La pièce présentée est un bateau. Plus précisément les restes d’une embarcation archaïque, sorte de pirogue de bois, d’une longueur de 7m30 dont la capacité d’accueil atteindrait 45 personnes. Ce bateau n’est pas destiné à naviguer. Construit in situ dans son lieu d’exposition, il ne pourra plus en sortir à moins d’être réduit en morceaux.
L’objet « bateau » est mis en abime dans ce subtil glissement de lieu et du coup de sens : il relève du fantasme de voguer à travers les mers, vers un ailleurs mais ne se réalisera jamais dans son dessein.
Il est d’autant plus étrange que même si cette embarcation pouvait être mise à l’eau, les quelques maladresses volontaires dans sa mise en oeuvre le vouerait au naufrage. Respectant les règles de la construction navale, ce bateau défie pourtant les superstitions des marins en arborant un nombre hérétiques de couples. Dédié à sombrer et pris au piège, le bateau est littéralement enfermé et ne peut devenir que le support de tous les imaginaires.
Si le projet formel était déjà là, Monsieur Moo a laissé cependant s’immiscer les heureux hasards du génie du lieu. Le bois utilisé est celui d’une ancienne charpente du centre d’art, remplacée pour sa vétusté et destiné à l’abandon mais indubitablement porteur d’une, voire plusieurs, histoires : celle du bois usagé, rongé ou préservé dont on perçoit les veines, la taille et celle du lieu, qui présente, offre à regarder et relire, préserve.
Mais il choisit également de positionner sa pièce dans une dialectique de confrontation. Les dimensions de la pièce qui rendent le bateau prisonnier conditionnent la déambulation de celui qui le regarde et frustrent celui qui souhaiterait s’y voir embarqué.

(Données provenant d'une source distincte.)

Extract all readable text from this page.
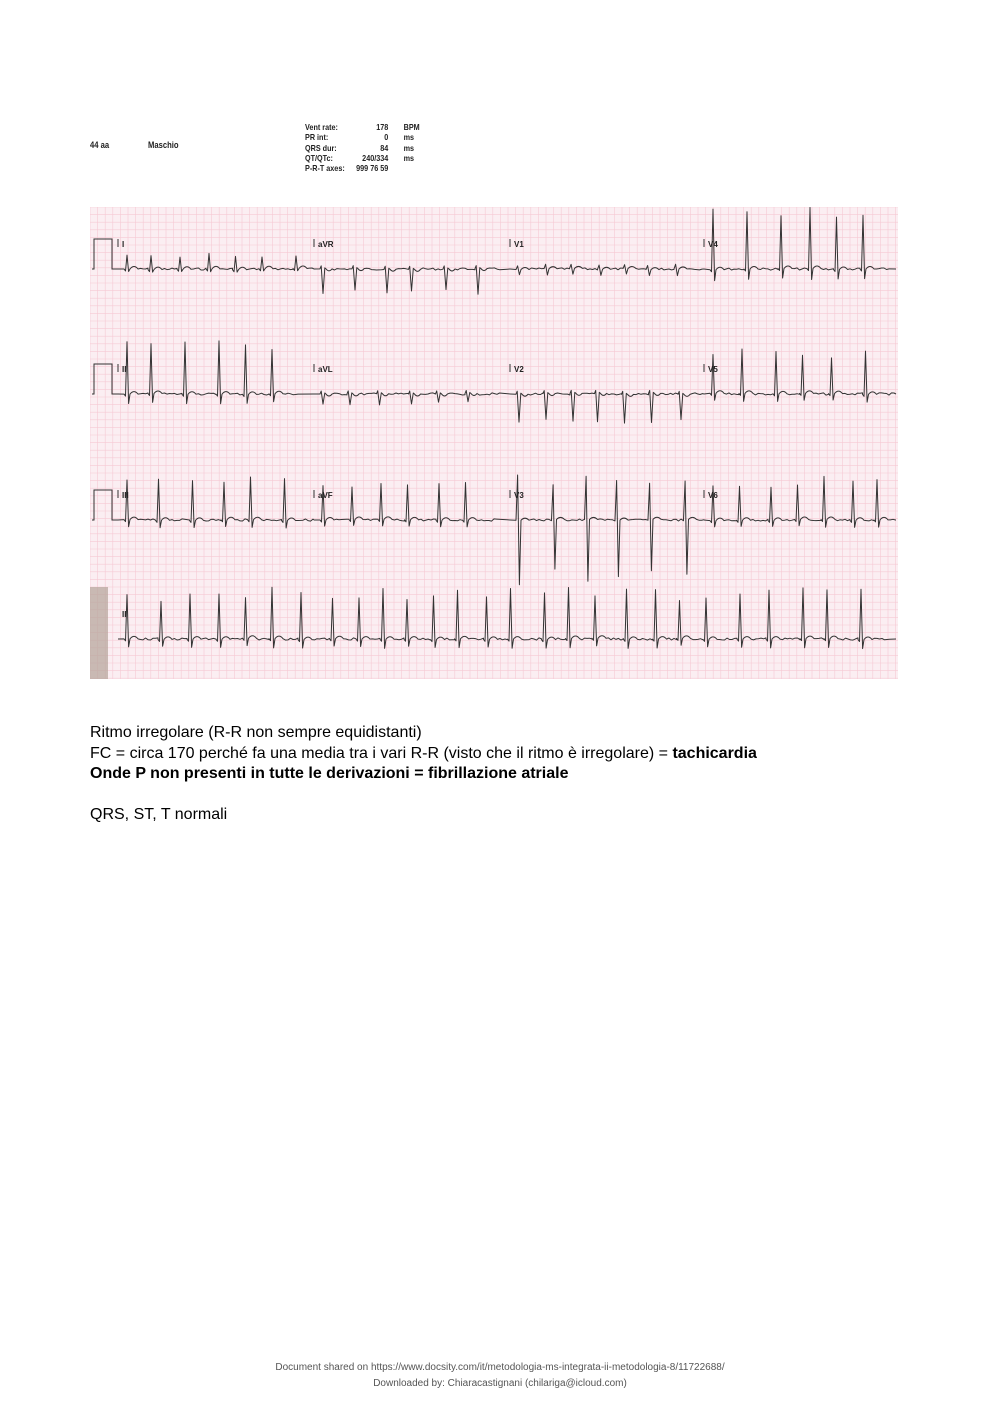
44 aa	Maschio
Vent rate:	178 BPM
PR int:	0 ms
QRS dur:	84 ms
QT/QTc:	240/334 ms
P-R-T axes: 999 76 59
I	aVR	V1	V4
II	aVL	V2	V5
III	aVF	V3	V6
II

Ritmo irregolare (R-R non sempre equidistanti)

FC = circa 170 perché fa una media tra i vari R-R (visto che il ritmo è irregolare) = tachicardia

Onde P non presenti in tutte le derivazioni = fibrillazione atriale

QRS, ST, T normali

Document shared on https://www.docsity.com/it/metodologia-ms-integrata-ii-metodologia-8/11722688/
Downloaded by: Chiaracastignani (chilariga@icloud.com)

Le dispositif est minimaliste mais le pouvoir d’évocation du bateau voué à l’inertie engage le spectateur des ailleurs inatteignable, d’un voyage impossible ou qui ne sera que mental. Le bateau perd son statut d’objet, memento mori de lui-même et chavire dans une dimension iconologique, une poésie de l’absurde, une émotion qui ne dépend plus que de l’expérience et de l’imaginaire individuelle.